Shreya Jha, meanwhile, conducted an exploratory pilot study on cardiac responses to musical performance, in a bid to use scientific data to make musicians better at what they do.

The Trinity College student, who is studying composition while concurrently pursuing a double major in neuroscience and physiology, says musicians found her research on flow state to be relatable and applicable.
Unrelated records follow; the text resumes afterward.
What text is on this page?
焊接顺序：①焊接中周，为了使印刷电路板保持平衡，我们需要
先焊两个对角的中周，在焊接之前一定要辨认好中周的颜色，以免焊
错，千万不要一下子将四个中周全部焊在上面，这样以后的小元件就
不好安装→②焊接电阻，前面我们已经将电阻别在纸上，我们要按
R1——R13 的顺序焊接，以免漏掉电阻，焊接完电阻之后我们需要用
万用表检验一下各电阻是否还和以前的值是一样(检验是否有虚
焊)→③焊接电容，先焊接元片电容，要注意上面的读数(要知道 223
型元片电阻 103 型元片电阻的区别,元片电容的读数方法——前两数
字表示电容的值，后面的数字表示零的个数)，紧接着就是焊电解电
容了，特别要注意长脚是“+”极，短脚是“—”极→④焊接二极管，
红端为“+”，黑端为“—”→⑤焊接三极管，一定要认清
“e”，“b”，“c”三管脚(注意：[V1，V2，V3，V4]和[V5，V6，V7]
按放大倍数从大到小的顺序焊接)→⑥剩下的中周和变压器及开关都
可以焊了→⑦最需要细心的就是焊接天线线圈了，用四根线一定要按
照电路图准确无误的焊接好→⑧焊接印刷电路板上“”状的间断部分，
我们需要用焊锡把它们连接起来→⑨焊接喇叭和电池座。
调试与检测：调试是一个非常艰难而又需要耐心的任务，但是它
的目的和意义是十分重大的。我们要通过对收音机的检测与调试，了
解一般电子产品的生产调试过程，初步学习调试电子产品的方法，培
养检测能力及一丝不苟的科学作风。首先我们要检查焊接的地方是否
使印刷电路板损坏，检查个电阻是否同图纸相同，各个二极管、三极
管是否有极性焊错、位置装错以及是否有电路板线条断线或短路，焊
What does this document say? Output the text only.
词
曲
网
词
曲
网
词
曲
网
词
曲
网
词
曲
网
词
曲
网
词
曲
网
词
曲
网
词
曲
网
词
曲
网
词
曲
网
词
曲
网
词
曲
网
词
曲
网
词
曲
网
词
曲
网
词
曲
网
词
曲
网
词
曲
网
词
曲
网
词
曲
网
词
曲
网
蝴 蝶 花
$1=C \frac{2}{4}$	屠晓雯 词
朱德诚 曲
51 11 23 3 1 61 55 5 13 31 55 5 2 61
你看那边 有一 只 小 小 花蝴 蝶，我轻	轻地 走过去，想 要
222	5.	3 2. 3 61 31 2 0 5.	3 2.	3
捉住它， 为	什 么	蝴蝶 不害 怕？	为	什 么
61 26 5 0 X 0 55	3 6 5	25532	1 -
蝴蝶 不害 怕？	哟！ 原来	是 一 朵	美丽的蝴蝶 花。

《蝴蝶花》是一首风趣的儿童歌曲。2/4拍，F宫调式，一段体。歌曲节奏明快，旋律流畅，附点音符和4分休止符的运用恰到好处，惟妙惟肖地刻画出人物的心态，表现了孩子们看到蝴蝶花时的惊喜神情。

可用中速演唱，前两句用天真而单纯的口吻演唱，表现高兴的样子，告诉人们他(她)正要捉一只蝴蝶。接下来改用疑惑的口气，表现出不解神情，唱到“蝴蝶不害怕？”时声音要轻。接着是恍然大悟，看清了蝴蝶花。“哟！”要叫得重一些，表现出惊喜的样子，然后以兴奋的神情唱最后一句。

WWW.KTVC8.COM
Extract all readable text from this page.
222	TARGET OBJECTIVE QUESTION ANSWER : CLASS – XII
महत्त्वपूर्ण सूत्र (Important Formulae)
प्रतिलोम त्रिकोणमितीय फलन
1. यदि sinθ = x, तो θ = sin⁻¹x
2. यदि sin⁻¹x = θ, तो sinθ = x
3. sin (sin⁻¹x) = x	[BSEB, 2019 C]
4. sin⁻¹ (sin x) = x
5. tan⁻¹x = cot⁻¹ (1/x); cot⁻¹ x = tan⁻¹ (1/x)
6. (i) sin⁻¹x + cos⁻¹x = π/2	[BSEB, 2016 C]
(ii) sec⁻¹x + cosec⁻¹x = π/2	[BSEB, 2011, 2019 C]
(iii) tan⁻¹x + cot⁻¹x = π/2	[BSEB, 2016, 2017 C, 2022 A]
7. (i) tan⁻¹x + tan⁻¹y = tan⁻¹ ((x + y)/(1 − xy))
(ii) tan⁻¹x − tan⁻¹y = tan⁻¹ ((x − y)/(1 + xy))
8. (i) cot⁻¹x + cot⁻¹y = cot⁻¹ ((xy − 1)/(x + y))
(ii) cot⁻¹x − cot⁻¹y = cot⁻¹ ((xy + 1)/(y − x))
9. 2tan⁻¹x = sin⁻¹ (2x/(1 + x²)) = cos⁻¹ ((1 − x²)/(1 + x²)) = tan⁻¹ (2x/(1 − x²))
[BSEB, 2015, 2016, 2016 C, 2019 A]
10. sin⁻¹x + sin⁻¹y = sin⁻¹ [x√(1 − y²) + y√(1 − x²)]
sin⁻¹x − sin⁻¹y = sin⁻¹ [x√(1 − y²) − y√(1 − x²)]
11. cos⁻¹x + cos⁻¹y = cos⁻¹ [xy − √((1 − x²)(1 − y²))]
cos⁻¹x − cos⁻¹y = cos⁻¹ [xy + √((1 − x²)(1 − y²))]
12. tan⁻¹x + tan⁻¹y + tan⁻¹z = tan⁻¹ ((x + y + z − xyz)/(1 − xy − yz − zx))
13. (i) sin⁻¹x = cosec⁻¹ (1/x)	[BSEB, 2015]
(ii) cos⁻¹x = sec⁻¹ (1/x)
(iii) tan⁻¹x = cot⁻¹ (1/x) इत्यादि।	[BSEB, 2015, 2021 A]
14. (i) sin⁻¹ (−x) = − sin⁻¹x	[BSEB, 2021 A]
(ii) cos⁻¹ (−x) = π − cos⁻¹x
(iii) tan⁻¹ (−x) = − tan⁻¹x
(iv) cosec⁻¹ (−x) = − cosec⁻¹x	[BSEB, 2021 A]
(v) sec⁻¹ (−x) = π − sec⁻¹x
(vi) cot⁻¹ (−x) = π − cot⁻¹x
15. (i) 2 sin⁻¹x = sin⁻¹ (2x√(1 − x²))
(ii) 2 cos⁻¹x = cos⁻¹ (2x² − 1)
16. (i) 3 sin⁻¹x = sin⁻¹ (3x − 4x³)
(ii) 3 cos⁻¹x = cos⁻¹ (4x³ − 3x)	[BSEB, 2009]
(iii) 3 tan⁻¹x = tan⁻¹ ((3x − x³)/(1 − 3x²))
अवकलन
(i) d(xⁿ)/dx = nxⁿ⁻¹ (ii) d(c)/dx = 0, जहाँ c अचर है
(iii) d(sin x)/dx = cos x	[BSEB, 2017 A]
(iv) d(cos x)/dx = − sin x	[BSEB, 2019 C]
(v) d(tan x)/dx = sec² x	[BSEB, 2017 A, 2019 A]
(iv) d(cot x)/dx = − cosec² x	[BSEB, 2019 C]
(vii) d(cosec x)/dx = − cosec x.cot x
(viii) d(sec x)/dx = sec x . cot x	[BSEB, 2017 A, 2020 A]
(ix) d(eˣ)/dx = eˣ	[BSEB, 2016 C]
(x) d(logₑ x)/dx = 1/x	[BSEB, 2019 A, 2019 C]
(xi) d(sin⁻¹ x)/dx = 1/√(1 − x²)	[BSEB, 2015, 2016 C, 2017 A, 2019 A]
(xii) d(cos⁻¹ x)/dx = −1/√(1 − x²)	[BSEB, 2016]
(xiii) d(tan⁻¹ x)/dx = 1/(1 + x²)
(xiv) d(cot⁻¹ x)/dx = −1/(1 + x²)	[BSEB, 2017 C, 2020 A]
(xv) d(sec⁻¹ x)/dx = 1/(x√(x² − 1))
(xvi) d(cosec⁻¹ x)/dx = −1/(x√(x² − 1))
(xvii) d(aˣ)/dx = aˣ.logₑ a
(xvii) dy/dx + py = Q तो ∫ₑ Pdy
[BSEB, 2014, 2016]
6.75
Flow state refers to achieving intense focus with the right balance of stress and self-confidence – otherwise known as “being in the zone.”  

“It’s really about us understanding how we can physiologically define what a good performance is, and what a satisfying performance is,” says Jha, who took third place for her presentation at last year’s inaugural exhibition.

While flow state is usually studied with respect to athletic performance, Jha investigated the physiological phenomenon through the lens of piano performance and rhythm.

She sees the applicability of this research in teaching young performers how to manage stress on stage, noting that “performance anxiety is something that can affect everybody.” 

Jha developed her pilot study with Professor Scott Thomas of the Faculty of Kinesiology & Physical Education, Associate Professor Robert Nolan of the department of psychiatry, and Adjunct Professor Jeff Wolpert of the Faculty of Music.

Beyond the findings of her work, Jha’s pursuit of undergraduate research offered a personal revelation. “I think that showed me a glimpse of what it meant, when my dad said that academia is the best profession,” she says.

“I’m not sure I would agree with him on that – I don’t know if it’s really what I want to do for the rest of my life – but now I’m definitely in on the experience.”

Outside of the academic sphere, Jha’s passion for both music and science came together in a different way: She wrote a piece of musical theatre titled Statistics, which was staged at U of T’s Drama Festival. Statistics tells parallel tales of women in science, with the story of present-day students playing out alongside an historical account of Rosalind Franklin racing to discover the structure of DNA.

Looking ahead, Jha is open to seeing where her research takes her.

“I’ve learned so much after this project,” she says. “It would probably be wise to start afresh with something, maybe with something related to this, but with a new hypothesis, related to music physiology, music and the brain.”